No, this is not going to be a provocative position statement about birth control, although it may well be provocative and it deals with theories about the social world. I found myself revisiting my copy of The Constitution of Society by Anthony Giddens this morning. I discovered that I had underlined the following passage:
Rather than becoming preoccupied with epistemological disputes and with the question of whether or not anything like ‘epistemology’ in its time-honoured sense can be formulated at all, those working in social theory, I suggest, should be concerned first and foremost with reworking conceptions of human being and human doing, social reproduction and social transformation.
While I support Giddens' skepticism about epistemology, I realized that I also worry about some of his particular word choices (which, of course, have to do with the epistemology of his own acts of expression). I first read the book when that phrase "social reproduction" was very much in fashion. Many regarded it as a lens for viewing the "knowledge management" problem: When one of your best experts retires, how do you "reproduce the knowledge" behind his/her expertise? When your sales office in San Diego consistently turns in the best numbers, how to you "reproduce the knowledge" behind their success in your other divisions? The reductio ad absurdum was probably a question no longer asked because of the vagaries of economic conditions: How do you "reproduce Silicon Valley" in other geographical settings?

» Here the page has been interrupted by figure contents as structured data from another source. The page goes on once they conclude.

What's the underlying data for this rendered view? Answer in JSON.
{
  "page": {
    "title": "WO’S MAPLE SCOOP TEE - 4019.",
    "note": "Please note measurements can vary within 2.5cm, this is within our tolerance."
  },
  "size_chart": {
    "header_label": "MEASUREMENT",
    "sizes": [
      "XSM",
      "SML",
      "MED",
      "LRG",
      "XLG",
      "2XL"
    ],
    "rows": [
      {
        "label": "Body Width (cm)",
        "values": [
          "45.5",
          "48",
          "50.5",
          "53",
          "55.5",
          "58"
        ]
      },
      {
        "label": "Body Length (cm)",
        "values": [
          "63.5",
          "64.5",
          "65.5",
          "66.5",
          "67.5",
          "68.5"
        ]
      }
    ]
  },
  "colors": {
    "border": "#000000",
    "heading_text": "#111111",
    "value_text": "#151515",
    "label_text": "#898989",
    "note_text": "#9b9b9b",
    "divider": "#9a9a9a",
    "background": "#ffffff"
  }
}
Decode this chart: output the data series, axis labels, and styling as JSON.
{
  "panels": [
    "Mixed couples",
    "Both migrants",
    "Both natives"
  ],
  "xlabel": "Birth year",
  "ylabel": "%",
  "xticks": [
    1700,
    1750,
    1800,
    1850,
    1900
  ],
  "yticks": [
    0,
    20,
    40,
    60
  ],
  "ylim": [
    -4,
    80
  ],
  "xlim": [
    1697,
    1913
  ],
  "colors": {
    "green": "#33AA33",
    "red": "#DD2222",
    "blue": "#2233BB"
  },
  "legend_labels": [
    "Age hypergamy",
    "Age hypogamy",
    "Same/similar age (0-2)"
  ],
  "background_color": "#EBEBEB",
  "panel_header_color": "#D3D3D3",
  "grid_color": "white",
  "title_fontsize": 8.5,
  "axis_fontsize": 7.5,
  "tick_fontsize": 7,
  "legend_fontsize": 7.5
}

The fallacy behind the word "reproduction" is the connotation of "copying." If something works, make lots of copies and distribute them throughout the world. Even in biology there remains reckless talk about clones, as if the development of the individual depended entirely on heredity to the exclusion of environment. Never mind that the fallacy of the identical copy has been with us (at least) since Heraclitus, we are as obsessed with the perfect copy as alchemists were with their philosopher's stone. Ultimately, that fallacy has supported our efforts to model living systems (including social systems) on a foundation of what pioneering cyberneticist Ross Ashby called "the determinate machine."
The one escape from such fallacious reasoning is provided by our language. Our noun phrases may be able to support thinking in terms of static couplings of objects and their attributes, but our verb grammar has always been far more elusive. This is why I recently celebrated Lydia Davis' use of the future perfect infinitive, describing such constructs as "products of prior generations trying to come to grips with the complexity of their own thoughts in such a way that others could effectively understand those thoughts." Determinate machine-based descriptions are constrained to descriptive language about state; and the language of any dynamic properties is reduced to accounting for what happens in transitions between states. This presumes a latter-day philosopher's stone that will eventually provide us with all the state variables we need and a fine enough division of temporal intervals that any description of transitions will be secondary, if not even less significant.
However, will that utopian state description capture the semantics of the Lydia Davis sentence that provoked my celebrating the future perfect infinitive?
At a certain point in her life, she realizes it is not so much that she wants to have a child as that she does not want not to have a child, or not to have had a child.
For that matter, will our capacity for state description allow us to represent the second measure of Ludwig van Beethoven's third ("Eroica") symphony as something more than a copy of the first measure "displaced along the time axis?" (I have to credit David Lewin for taking on this latter question with an approach that continues to fascinate me while still leaving me wondering if it would have any impact on the communication that takes place between conductor and orchestra when this symphony is rehearsed or performed.) Why should we continue to go boldly into more and more refined efforts to describe state for the sake of abstracting away all of the complexities of how we act when we have a verb grammar that can take on those complexities?
Perhaps the real problem is that we have embraced a theory of logic that is grounded on a language restricted to noun phrases. From this we then deduce that what cannot be expressed through that language cannot be "logical." However, we may do better to put aside our study of Bertrand Russell (who saw logic as the necessary opposition to mysticism) and turn again to that sentence in Henry Miller's Tropic of Capricorn: "Confusion is a word we have invented for an order which is not understood." The order in the "blooming, buzzing confusion" described in Chapter XIII of William James' The Principles of Psychology may reveal itself better through the language used by Miller and Davis than through even the most sophisticated formula in one of Russell's logical calculi. This is the approach that Kenneth Burke advocated in his dramatistic approach to human behavior, and it is likely to be the most effective strategy for exercising the expressiveness of verb grammar to its fullest capacity.